Now to take a big sip of coffee and watch the video.

Nope. It, in fact, specifically calls you out for being wrong.

My pre-watch guess is probably the overall design of roads/parking lots there basically prevents cars from parking or maneuvering such that they are facing directly into a building, and so there would almost never be situations where someone can ram directly into a building without steering wildly off course into it or by mistakenly just hitting the gas.

Only time I saw a car ram a building was when I was living in Providence for my first year of school, and at the apartment complex I was in, there was a T intersection along the main road and one day while walking along, this Jeep blew through the intersection and straight into the management office for the apartment complex, and got lodged into the wall and on its side.

Yeap.
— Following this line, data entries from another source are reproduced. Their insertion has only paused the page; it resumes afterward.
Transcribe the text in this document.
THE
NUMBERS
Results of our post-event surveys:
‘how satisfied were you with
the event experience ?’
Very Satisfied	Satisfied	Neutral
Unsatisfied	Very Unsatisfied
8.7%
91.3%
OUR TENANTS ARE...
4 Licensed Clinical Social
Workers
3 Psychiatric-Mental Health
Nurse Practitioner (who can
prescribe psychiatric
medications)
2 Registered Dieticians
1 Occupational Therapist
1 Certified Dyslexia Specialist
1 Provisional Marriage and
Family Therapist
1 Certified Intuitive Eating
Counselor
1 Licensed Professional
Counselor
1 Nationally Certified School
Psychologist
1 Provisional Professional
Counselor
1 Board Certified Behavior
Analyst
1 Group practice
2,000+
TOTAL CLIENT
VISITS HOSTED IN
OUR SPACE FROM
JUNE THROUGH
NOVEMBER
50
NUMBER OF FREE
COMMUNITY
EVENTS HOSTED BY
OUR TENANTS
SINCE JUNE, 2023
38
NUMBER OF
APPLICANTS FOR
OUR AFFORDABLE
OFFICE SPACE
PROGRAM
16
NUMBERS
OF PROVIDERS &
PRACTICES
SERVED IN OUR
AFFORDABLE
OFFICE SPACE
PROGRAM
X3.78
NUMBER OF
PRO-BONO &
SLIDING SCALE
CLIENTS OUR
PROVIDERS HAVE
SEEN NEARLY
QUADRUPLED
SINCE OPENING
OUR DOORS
The moral is of course partly “make cars go slower outside of freeways.” :wink:

Since it’s hard to make New York change everything else quickly, I’d be good with a solution where we strictly and universally enforced the 20/25MPH speed limits within the city. Automated tickets for violations. No exceptions.

If private vehicles are allowed within the five boroughs, they should be relegated to a crawl except on grade-separated freeways.

The whole industry is on the verge of collapse. It actually has been for some time. Uber killed rental cars for anything but long trips in effect. It similarly put a bullet in on-demand app cars like Zipcar.

There will be a huge glut of cheap used cars in the market now. That’ll drive the dealerships down pretty hard, especially the used dealerships, and have a significant depressing effect on new car sales.

What about child seats?
Yes in some jurisdictions taxis are attempt form the requirements but not always ride share?
Also ride share is banned in a not insignificant amount of cities.

Bike advert not allowed on TV in France for causing anxiety:

https://youtu.be/kMpqVfnuyII

1 Like

Cars are now adapting the worst thing to ever happen to video games.

Stohl said the issue of tyre and brake pollution is likely to get worse before it gets better as electric cars become more common: “Electric cars are normally heavier than internal combustion engine cars. That means more wear on tyres and brakes.”

Ban cars means ban all cars, even electric ones.